Teresa Moreno confessou, no entanto, que a pressão política para marcar a consulta a “irritou um pouco” e que já tinha alertado que o objetivo da família era obter o, à data, medicamento mais caro do mundo e não uma avaliação clínica, o Zolgensma. Questionada sobre o que foi diferente no caso destas bebés face a todos os outros que tratou com a mesma doença, a médica aponta mesmo o dedo “a inscrição para a consulta”, algo que diz que “foi atípico”. “Obedeci a uma ordem hierárquica, irritou-me, mas obedeci”, vinca.

A neuropediatra Teresa Moreno acompanhou as gémeas lusobrasileiras no Santa Maria e foi quem prescreveu o medicamento, à data, mais caro do mundo (Lusa/António Cotrim)

 

Teresa Moreno explicou que não respondeu ao e-mail da mãe das bebés – tendo até recebido ordens para não o fazer – e que o encaminhou para a direção clínica do hospital, onde trabalha há 25 anos. “Acontece que, na sequência do meu apelo à administração por instituições [após o e-mail recebido pela mãe, a 14 de novembro], à qual eu recebo uma resposta ‘não respondas’, (…) dias depois, eu recebo um telefonema [da diretora de departamento] a dizer que precisamos de consultas para estas meninas”, relatou Teresa Moreno, que adianta que Ana Isabel Lopes lhe telefonou mais duas vezes para que lhe desse uma data, embora a neuropediatra tenha alertado sempre a sua superior de que o objetivo da família não era a consulta, mas sim o acesso ao medicamento. E o custo foi a grande questão que levantou, garantiu a médica, que explicou que “estas medicações, saem do orçamento do hospital, não do SNS, é do mesmo [orçamento] de onde saem os ordenados”, algo que, após uma portaria de até 23 de setembro, vai mudar, passando este custo, em 2025, a sair do orçamento do SNS. Foi nestas três chamadas que Ana Isabel Lopes informou Teresa Moreno que tem de marcar a consulta porque “foi um pedido do senhor diretor clínico” que lhe revelou que o pedido da consulta “vinha de alguém, acima do secretário de Estado”.
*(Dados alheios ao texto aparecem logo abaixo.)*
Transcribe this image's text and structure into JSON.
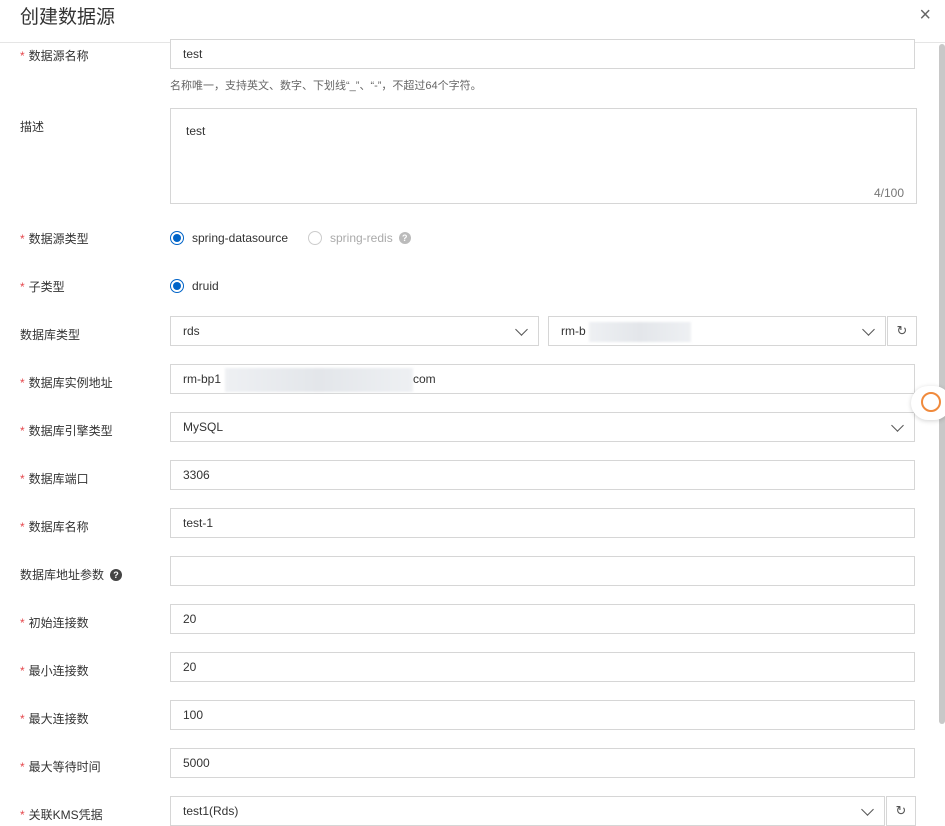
{
  "dialog": {
    "title": "创建数据源",
    "close_icon": "×"
  },
  "form": {
    "name": {
      "label": "数据源名称",
      "required": "*",
      "value": "test",
      "help": "名称唯一，支持英文、数字、下划线“_”、“-”，不超过64个字符。"
    },
    "description": {
      "label": "描述",
      "value": "test",
      "count": "4/100"
    },
    "source_type": {
      "label": "数据源类型",
      "required": "*",
      "options": [
        "spring-datasource",
        "spring-redis"
      ],
      "selected": "spring-datasource"
    },
    "sub_type": {
      "label": "子类型",
      "required": "*",
      "options": [
        "druid"
      ],
      "selected": "druid"
    },
    "db_type": {
      "label": "数据库类型",
      "value": "rds",
      "instance_value": "rm-b"
    },
    "instance_address": {
      "label": "数据库实例地址",
      "required": "*",
      "value_prefix": "rm-bp1",
      "value_suffix": "com"
    },
    "engine_type": {
      "label": "数据库引擎类型",
      "required": "*",
      "value": "MySQL"
    },
    "port": {
      "label": "数据库端口",
      "required": "*",
      "value": "3306"
    },
    "db_name": {
      "label": "数据库名称",
      "required": "*",
      "value": "test-1"
    },
    "address_params": {
      "label": "数据库地址参数",
      "value": ""
    },
    "initial_connections": {
      "label": "初始连接数",
      "required": "*",
      "value": "20"
    },
    "min_connections": {
      "label": "最小连接数",
      "required": "*",
      "value": "20"
    },
    "max_connections": {
      "label": "最大连接数",
      "required": "*",
      "value": "100"
    },
    "max_wait": {
      "label": "最大等待时间",
      "required": "*",
      "value": "5000"
    },
    "kms": {
      "label": "关联KMS凭据",
      "required": "*",
      "value": "test1(Rds)"
    }
  },
  "icons": {
    "refresh": "↻",
    "help": "?"
  },
  "colors": {
    "primary": "#0064c8",
    "required": "#e5484d",
    "border": "#d6d6d6"
  }
}
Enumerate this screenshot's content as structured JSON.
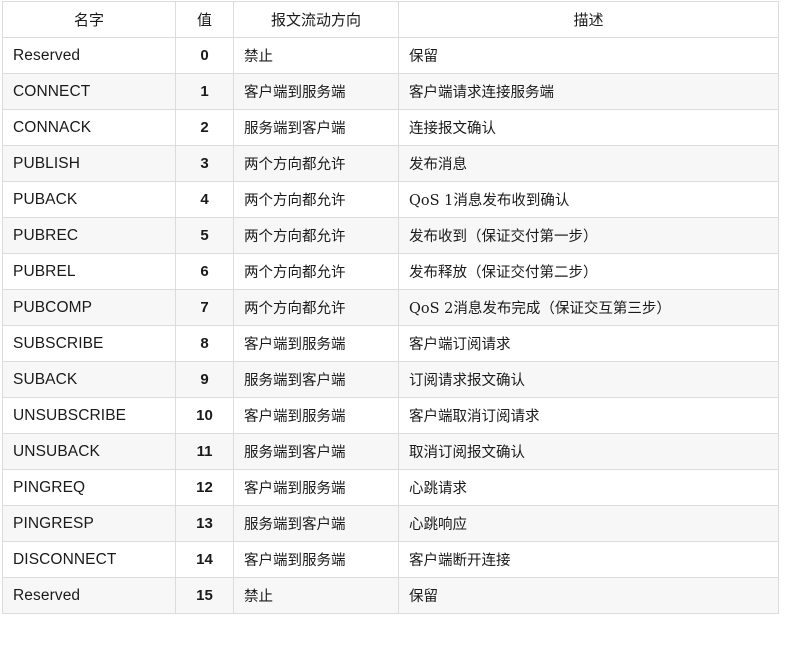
{
  "table": {
    "headers": {
      "name": "名字",
      "value": "值",
      "direction": "报文流动方向",
      "description": "描述"
    },
    "rows": [
      {
        "name": "Reserved",
        "value": "0",
        "direction": "禁止",
        "description": "保留"
      },
      {
        "name": "CONNECT",
        "value": "1",
        "direction": "客户端到服务端",
        "description": "客户端请求连接服务端"
      },
      {
        "name": "CONNACK",
        "value": "2",
        "direction": "服务端到客户端",
        "description": "连接报文确认"
      },
      {
        "name": "PUBLISH",
        "value": "3",
        "direction": "两个方向都允许",
        "description": "发布消息"
      },
      {
        "name": "PUBACK",
        "value": "4",
        "direction": "两个方向都允许",
        "description": "QoS 1消息发布收到确认"
      },
      {
        "name": "PUBREC",
        "value": "5",
        "direction": "两个方向都允许",
        "description": "发布收到（保证交付第一步）"
      },
      {
        "name": "PUBREL",
        "value": "6",
        "direction": "两个方向都允许",
        "description": "发布释放（保证交付第二步）"
      },
      {
        "name": "PUBCOMP",
        "value": "7",
        "direction": "两个方向都允许",
        "description": "QoS 2消息发布完成（保证交互第三步）"
      },
      {
        "name": "SUBSCRIBE",
        "value": "8",
        "direction": "客户端到服务端",
        "description": "客户端订阅请求"
      },
      {
        "name": "SUBACK",
        "value": "9",
        "direction": "服务端到客户端",
        "description": "订阅请求报文确认"
      },
      {
        "name": "UNSUBSCRIBE",
        "value": "10",
        "direction": "客户端到服务端",
        "description": "客户端取消订阅请求"
      },
      {
        "name": "UNSUBACK",
        "value": "11",
        "direction": "服务端到客户端",
        "description": "取消订阅报文确认"
      },
      {
        "name": "PINGREQ",
        "value": "12",
        "direction": "客户端到服务端",
        "description": "心跳请求"
      },
      {
        "name": "PINGRESP",
        "value": "13",
        "direction": "服务端到客户端",
        "description": "心跳响应"
      },
      {
        "name": "DISCONNECT",
        "value": "14",
        "direction": "客户端到服务端",
        "description": "客户端断开连接"
      },
      {
        "name": "Reserved",
        "value": "15",
        "direction": "禁止",
        "description": "保留"
      }
    ]
  },
  "colors": {
    "border": "#dcdcdc",
    "row_even_bg": "#f7f7f7",
    "row_odd_bg": "#ffffff",
    "text": "#1a1a1a"
  }
}
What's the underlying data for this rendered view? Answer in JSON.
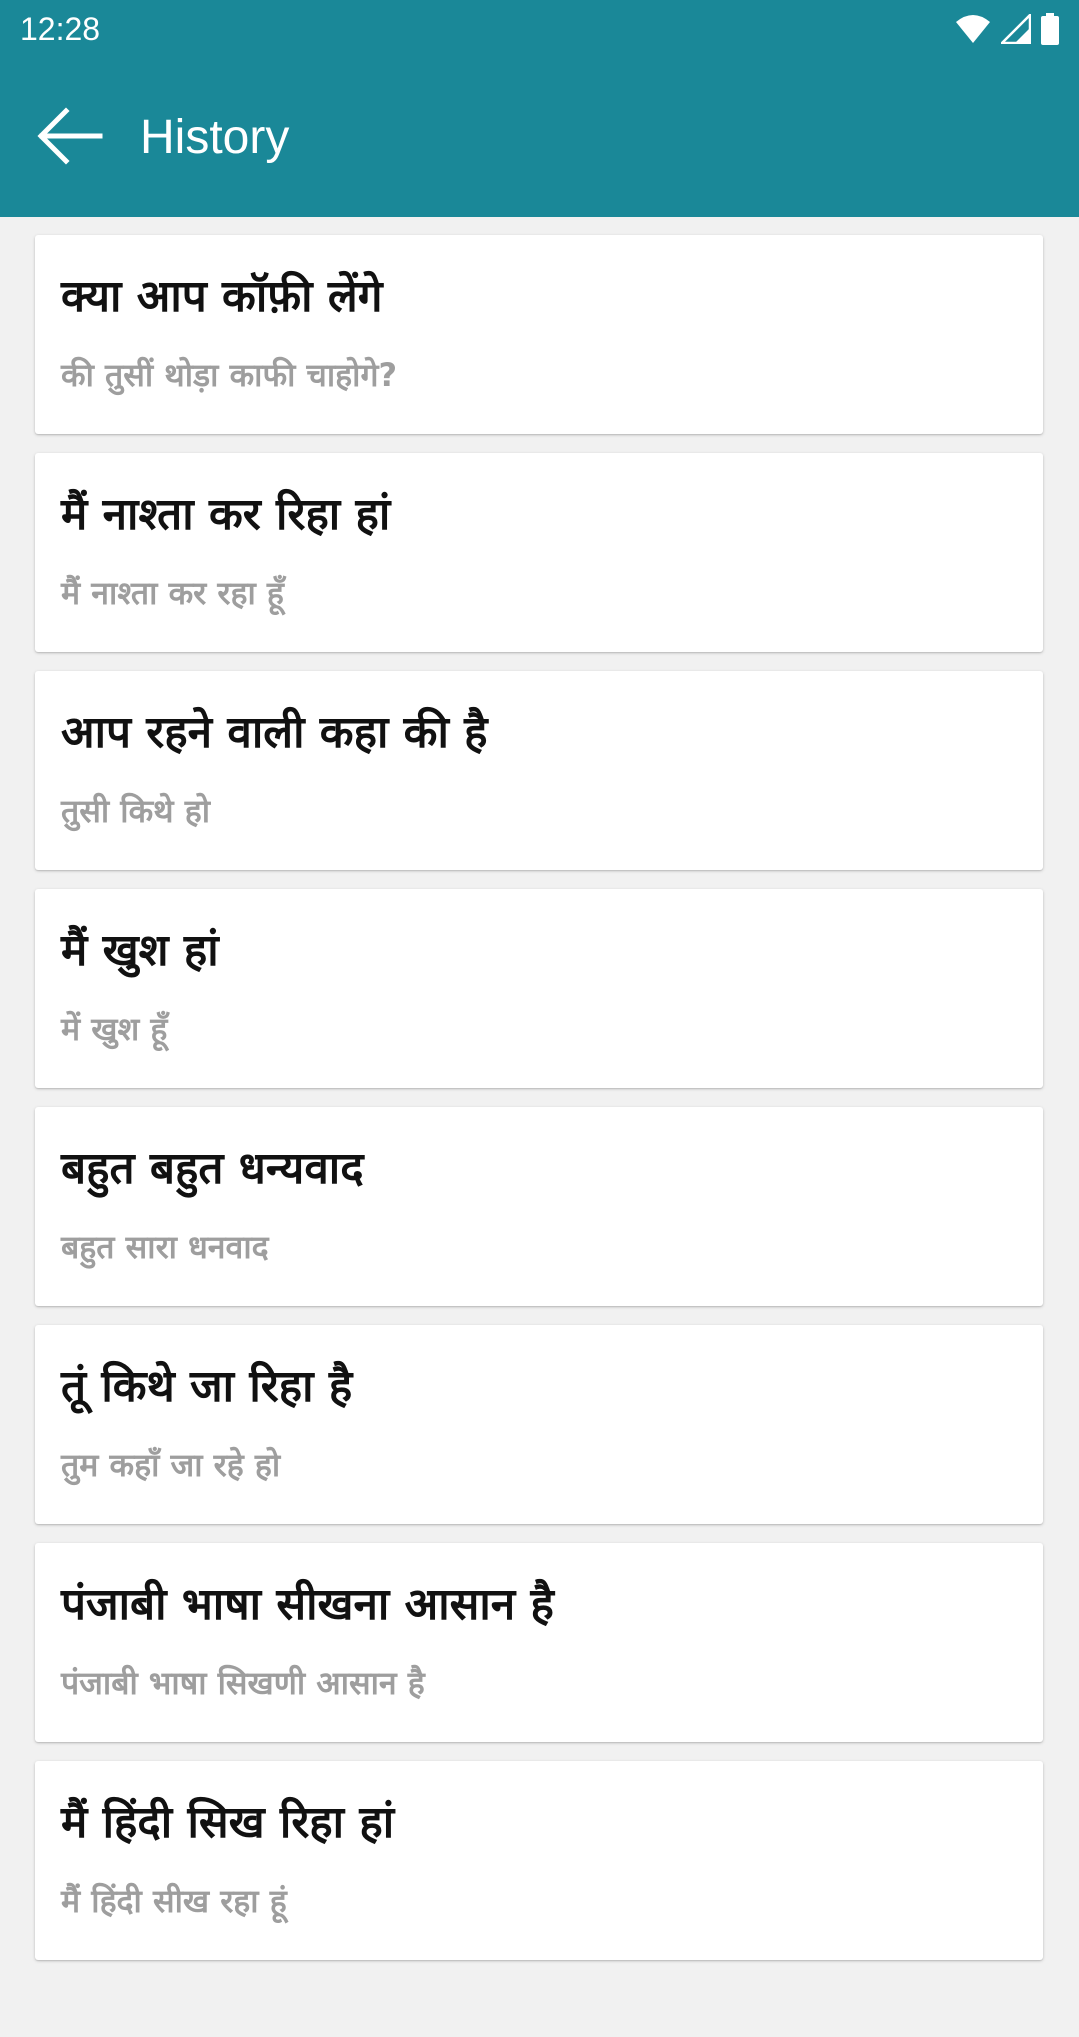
{
  "status_bar": {
    "time": "12:28",
    "icons": [
      "wifi-icon",
      "cell-signal-icon",
      "battery-icon"
    ]
  },
  "app_bar": {
    "back_icon": "arrow-left-icon",
    "title": "History"
  },
  "colors": {
    "primary": "#1a8898",
    "background": "#f1f1f1",
    "card": "#ffffff",
    "primary_text": "#111111",
    "secondary_text": "#9e9e9e"
  },
  "history": [
    {
      "source": "क्या आप कॉफ़ी लेंगे",
      "translation": "की तुसीं थोड़ा काफी चाहोगे?"
    },
    {
      "source": "मैं नाश्ता कर रिहा हां",
      "translation": "मैं नाश्ता कर रहा हूँ"
    },
    {
      "source": "आप रहने वाली कहा की है",
      "translation": "तुसी किथे हो"
    },
    {
      "source": "मैं खुश हां",
      "translation": "में खुश हूँ"
    },
    {
      "source": "बहुत बहुत धन्यवाद",
      "translation": "बहुत सारा धनवाद"
    },
    {
      "source": "तूं किथे जा रिहा है",
      "translation": "तुम कहाँ जा रहे हो"
    },
    {
      "source": "पंजाबी भाषा सीखना आसान है",
      "translation": "पंजाबी भाषा सिखणी आसान है"
    },
    {
      "source": "मैं हिंदी सिख रिहा हां",
      "translation": "मैं हिंदी सीख रहा हूं"
    }
  ]
}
Apesar de todos os contornos deste caso, Teresa Moreno garantiu que “não houve distinção” no tratamento médico das gémeas e que tomou conhecimento da consulta marcada, e posteriormente desmarcada, no Hospital dos Lusíadas apenas através da comunicação social.

Sobre o facto de as bebés não estarem em Portugal, a neuropediatra admitiu que “neste tratamento específico”, em 2020 e quando ainda pouco se sabia sobre o medicamento, os pacientes deveriam ficar em Portugal, pelo “seguimento apertadíssimo que têm nos meses, dois anos, a seguir à medicação”, algo que não aconteceu, pois as bebés viajavam com regularidade e até por períodos “prolongados” para o Brasil. 
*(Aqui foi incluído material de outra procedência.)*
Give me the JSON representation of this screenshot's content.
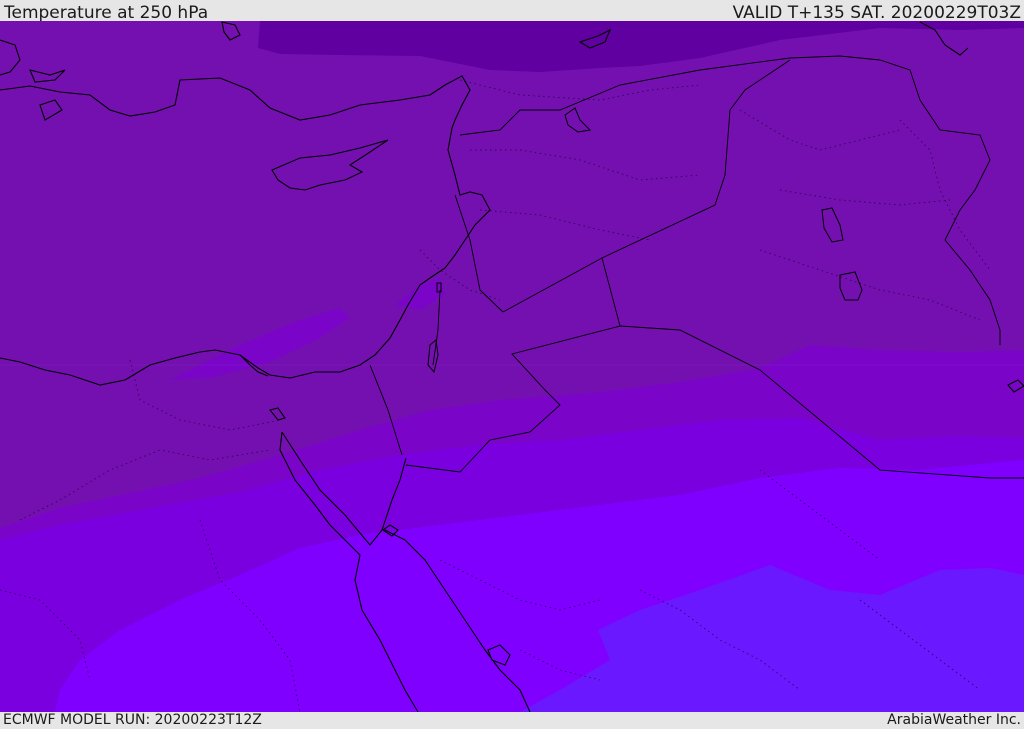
{
  "header": {
    "title": "Temperature at 250 hPa",
    "valid": "VALID T+135 SAT. 20200229T03Z"
  },
  "footer": {
    "model_run": "ECMWF MODEL RUN: 20200223T12Z",
    "credit": "ArabiaWeather Inc."
  },
  "colors": {
    "band_coldest": "#6000a0",
    "band_cold": "#7410b0",
    "band_mid": "#7a05c8",
    "band_warm": "#7a00e0",
    "band_warmer": "#8000ff",
    "band_warmest": "#6a18ff",
    "coastline": "#000000"
  }
}
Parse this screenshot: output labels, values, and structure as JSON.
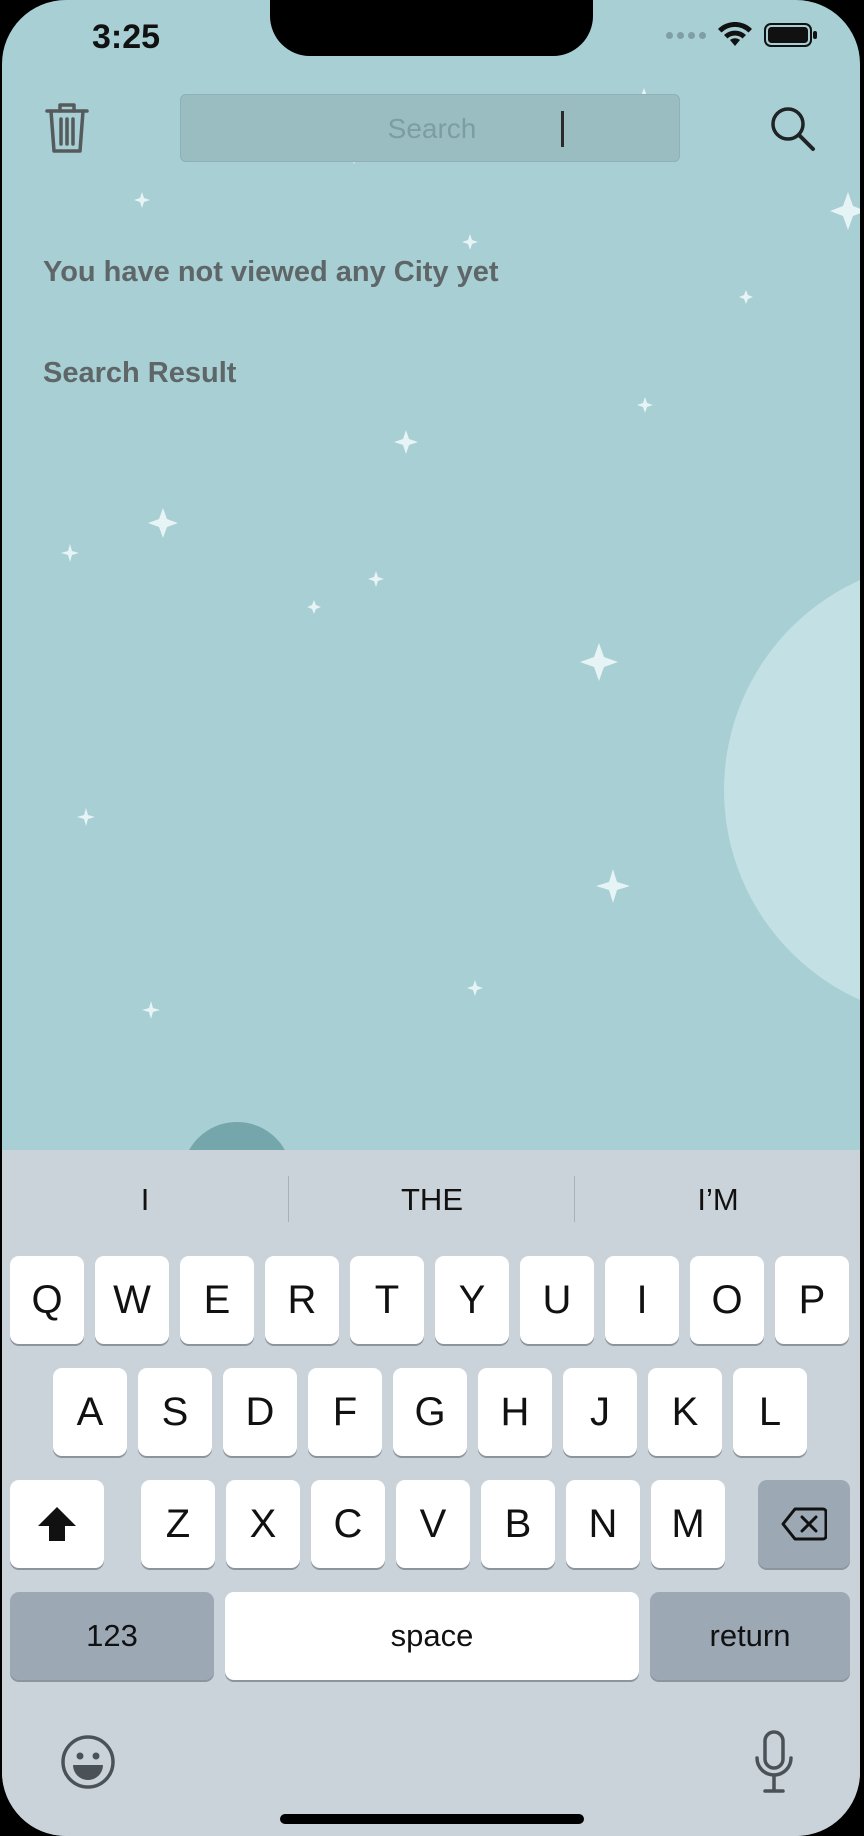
{
  "status_bar": {
    "time": "3:25"
  },
  "topbar": {
    "search_placeholder": "Search"
  },
  "content": {
    "empty_message": "You have not viewed any City yet",
    "section_title": "Search Result"
  },
  "keyboard": {
    "suggestions": [
      "I",
      "THE",
      "I’M"
    ],
    "row1": [
      "Q",
      "W",
      "E",
      "R",
      "T",
      "Y",
      "U",
      "I",
      "O",
      "P"
    ],
    "row2": [
      "A",
      "S",
      "D",
      "F",
      "G",
      "H",
      "J",
      "K",
      "L"
    ],
    "row3": [
      "Z",
      "X",
      "C",
      "V",
      "B",
      "N",
      "M"
    ],
    "numbers_label": "123",
    "space_label": "space",
    "return_label": "return"
  },
  "colors": {
    "background": "#a7cfd4",
    "keyboard": "#cbd3da",
    "text_muted": "#5f6668"
  },
  "icons": [
    "trash-icon",
    "search-icon",
    "shift-icon",
    "backspace-icon",
    "emoji-icon",
    "microphone-icon",
    "wifi-icon",
    "battery-icon"
  ]
}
Quanto à postura da mãe, Teresa Moreno descreveu-a como “difícil” e até “arrogante”, com um tom “agressivo” em alguns e-mails. “A mãe não era fácil de gerir”, diz, adiantando que notou uma mudança no comportamento antes e depois das bebés terem recebido o tratamento. “No início do acompanhamento médico, vinha com o objetivo de as crianças serem tratadas o mais rapidamente possível com Zolgensma e depara-se com a decisão de serem só quando a EMA [Agência Europeia do Medicamento] aprovasse. Naqueles meses, tive uma pressão constante ‘quando é que é? Quanto falta? E algumas afirmações como ‘Se fosse para isto tinha ficado no Brasil, vou para os EUA’”, descreve.

Quanto à inclusão das gémeas em ensaios clínicos, Teresa Moreno explicou que as inscreveu, juntamente com mais uma criança portuguesa, num projeto internacional em que eram sorteados tratamentos, mas que nenhum dos três menores foi selecionado.